O oriente vem buscando a integração, respeitando as especificidades locais, e essa integração é construtora dos laços que promovem o ganho de todos, pela proximidade que as vias de diversas ordens, digitais, aéreas, marítimas e terrestres, favorecem para trocas e colaborações.
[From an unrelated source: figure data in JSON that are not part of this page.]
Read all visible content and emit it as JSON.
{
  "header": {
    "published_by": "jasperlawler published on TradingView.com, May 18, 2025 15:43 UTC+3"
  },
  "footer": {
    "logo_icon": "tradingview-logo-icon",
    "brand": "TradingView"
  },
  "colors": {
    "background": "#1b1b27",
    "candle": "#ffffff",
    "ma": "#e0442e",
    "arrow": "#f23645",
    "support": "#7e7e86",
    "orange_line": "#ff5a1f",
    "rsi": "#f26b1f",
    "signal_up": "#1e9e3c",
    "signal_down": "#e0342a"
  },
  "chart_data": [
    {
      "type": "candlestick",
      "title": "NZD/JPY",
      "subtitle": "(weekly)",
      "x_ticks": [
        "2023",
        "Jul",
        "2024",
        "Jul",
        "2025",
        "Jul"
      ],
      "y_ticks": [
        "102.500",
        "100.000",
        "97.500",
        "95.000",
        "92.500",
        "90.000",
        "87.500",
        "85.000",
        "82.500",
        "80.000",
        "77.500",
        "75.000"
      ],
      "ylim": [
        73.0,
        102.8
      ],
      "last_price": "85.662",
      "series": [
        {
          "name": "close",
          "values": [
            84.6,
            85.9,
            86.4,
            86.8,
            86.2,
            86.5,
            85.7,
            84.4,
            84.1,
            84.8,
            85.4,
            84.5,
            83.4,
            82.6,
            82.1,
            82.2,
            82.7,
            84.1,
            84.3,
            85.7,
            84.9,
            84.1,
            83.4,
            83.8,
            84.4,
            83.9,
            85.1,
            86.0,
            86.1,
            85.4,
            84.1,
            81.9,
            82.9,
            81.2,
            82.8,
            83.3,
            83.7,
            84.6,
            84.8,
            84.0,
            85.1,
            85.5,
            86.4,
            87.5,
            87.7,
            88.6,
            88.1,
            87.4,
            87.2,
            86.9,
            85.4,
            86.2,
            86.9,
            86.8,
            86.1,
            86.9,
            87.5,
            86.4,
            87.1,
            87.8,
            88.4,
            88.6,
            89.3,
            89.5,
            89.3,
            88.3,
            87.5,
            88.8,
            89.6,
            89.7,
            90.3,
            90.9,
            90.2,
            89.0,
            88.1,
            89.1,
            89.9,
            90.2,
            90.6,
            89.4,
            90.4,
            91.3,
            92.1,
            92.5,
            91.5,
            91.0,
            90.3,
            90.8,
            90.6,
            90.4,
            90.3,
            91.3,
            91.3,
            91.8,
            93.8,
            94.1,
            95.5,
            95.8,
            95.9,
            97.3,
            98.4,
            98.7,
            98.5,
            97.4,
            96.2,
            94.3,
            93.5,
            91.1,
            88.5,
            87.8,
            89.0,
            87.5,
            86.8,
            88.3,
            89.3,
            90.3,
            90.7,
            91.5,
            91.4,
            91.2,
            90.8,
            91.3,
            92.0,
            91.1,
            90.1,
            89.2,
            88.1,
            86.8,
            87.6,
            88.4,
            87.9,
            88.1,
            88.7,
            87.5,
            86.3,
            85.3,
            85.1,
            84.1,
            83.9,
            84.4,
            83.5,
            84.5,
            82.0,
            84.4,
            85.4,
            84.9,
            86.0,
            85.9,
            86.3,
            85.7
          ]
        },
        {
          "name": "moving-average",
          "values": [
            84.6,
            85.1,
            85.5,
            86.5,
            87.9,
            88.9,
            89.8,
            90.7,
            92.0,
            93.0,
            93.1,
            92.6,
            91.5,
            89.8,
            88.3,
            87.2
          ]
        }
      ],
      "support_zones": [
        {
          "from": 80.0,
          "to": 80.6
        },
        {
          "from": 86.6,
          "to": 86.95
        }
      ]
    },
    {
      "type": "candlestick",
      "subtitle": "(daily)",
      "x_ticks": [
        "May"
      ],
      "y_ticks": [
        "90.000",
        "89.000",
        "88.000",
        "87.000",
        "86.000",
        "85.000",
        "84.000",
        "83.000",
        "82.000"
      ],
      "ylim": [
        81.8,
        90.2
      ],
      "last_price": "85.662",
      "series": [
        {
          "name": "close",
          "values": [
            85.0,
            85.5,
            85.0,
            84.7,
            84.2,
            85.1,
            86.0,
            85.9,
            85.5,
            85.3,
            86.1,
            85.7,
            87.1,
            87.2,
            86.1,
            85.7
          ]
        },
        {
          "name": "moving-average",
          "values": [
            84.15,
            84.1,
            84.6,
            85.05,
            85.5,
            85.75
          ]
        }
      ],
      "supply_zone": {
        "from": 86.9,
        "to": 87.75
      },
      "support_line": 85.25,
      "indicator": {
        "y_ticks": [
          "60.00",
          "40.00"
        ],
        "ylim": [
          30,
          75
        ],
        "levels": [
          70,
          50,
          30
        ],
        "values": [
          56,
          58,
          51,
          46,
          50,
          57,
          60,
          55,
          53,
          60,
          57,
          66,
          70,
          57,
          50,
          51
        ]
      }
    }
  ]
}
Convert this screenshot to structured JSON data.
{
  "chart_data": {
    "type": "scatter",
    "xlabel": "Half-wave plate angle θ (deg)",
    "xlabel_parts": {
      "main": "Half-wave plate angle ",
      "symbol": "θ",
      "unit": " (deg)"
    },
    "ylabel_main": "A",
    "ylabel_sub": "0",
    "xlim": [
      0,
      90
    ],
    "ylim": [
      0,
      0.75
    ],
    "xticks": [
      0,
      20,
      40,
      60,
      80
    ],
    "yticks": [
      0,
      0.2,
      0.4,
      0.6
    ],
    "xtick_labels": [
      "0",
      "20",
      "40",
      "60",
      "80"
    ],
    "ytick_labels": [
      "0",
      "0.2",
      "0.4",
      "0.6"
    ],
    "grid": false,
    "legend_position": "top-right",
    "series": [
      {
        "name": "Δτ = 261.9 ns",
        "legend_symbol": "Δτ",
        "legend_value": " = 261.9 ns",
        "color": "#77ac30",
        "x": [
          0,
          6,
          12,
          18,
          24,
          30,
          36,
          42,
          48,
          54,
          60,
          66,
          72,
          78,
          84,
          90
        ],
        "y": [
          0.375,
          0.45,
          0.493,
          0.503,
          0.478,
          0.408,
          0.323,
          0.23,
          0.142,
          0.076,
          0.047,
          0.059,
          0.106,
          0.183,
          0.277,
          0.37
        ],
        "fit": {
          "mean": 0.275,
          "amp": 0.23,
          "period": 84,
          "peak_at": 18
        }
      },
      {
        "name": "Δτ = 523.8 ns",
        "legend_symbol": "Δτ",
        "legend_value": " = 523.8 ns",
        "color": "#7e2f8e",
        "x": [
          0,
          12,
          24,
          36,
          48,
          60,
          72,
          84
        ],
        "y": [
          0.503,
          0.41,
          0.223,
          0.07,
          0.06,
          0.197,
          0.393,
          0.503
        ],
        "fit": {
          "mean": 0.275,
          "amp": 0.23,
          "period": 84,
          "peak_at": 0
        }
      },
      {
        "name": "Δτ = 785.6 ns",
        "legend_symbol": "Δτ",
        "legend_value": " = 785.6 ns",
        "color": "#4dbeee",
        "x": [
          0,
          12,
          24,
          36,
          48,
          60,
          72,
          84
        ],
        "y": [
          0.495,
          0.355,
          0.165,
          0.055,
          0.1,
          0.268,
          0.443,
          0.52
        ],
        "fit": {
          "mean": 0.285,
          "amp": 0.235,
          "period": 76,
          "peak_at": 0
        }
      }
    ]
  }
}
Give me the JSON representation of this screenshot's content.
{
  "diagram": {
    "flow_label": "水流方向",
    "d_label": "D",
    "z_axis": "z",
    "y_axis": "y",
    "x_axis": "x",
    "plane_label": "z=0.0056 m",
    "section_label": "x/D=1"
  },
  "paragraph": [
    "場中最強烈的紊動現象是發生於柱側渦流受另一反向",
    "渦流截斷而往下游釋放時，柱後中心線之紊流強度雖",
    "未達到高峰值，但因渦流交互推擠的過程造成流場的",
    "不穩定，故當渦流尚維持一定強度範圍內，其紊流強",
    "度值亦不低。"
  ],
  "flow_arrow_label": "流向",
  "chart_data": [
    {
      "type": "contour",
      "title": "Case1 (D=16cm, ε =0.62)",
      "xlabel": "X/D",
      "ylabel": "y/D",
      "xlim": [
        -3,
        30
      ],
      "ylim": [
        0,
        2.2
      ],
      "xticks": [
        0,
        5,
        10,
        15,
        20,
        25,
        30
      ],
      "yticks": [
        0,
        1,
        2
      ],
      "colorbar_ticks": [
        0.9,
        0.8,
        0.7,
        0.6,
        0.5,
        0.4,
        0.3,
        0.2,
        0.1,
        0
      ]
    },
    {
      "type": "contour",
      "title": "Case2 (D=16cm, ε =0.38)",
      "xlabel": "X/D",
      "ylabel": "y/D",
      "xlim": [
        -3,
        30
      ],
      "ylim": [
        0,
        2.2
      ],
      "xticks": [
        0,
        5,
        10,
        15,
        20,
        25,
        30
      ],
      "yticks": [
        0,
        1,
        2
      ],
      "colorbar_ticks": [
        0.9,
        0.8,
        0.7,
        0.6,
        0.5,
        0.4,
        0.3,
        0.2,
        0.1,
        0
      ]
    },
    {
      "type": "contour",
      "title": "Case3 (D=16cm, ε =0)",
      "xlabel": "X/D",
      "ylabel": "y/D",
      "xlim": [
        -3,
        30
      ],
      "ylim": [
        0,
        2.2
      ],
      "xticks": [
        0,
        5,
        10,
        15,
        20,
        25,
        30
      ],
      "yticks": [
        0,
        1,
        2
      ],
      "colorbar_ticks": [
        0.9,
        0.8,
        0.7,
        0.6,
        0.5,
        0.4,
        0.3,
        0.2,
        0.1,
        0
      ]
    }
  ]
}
Os exemplos estão na Iniciativa do Cinturão e Rota (Nova Rota da Seda), envolvendo 147 países (quase a totalidade da ONU); na Organização para Cooperação de Xangai (OCX), com nove membros, nove parceiros de diálogo, três observadores e três organizações e um país convidados; na Conferência sobre Medidas de Interação e Construção de Confiança na Ásia (CMICCA), fórum intergovernamental, para melhorar a cooperação no sentido de promover a paz, segurança e estabilidade na Ásia, com 27 estados-membros, oito estados observadores e 19 estados não membros participantes, além de cinco organizações observadoras; e na Cooperação Econômica Ásia-Pacífico (CEAP), 21 países-membros localizados no Círculo do Pacífico, para promover o livre-comércio e a cooperação econômica em toda a região da Ásia-Pacífico, criada em 1989 como forma de responder ao individualismo ou à submissão ao mais forte, consequência do neoliberalismo entre as nações.
A imprensa ocidental busca combater a emergência oriental, representada pelo protagonismo chinês. Não acompanha a mudança de foco que o 20º Congresso Nacional do Partido Comunista da China, realizado em Pequim, entre 16 e 22 de outubro de 2022, com mais de 2.300 delegados, representando quase 100 milhões de membros, aprovou.
Isso foi brilhantemente sintetizado pelo think tank MacroPolo: “Nanômetros no lugar do PIB”. Ou seja, a China passa a crescer pelo domínio e desenvolvimento tecnológico, ao invés do manipulável e civilizacionalmente irrelevante produto interno bruto.
Pedro Augusto Pinho é administrador aposentado e atual presidente da Aepet (Associação dos Engenheiros da Petrobrás).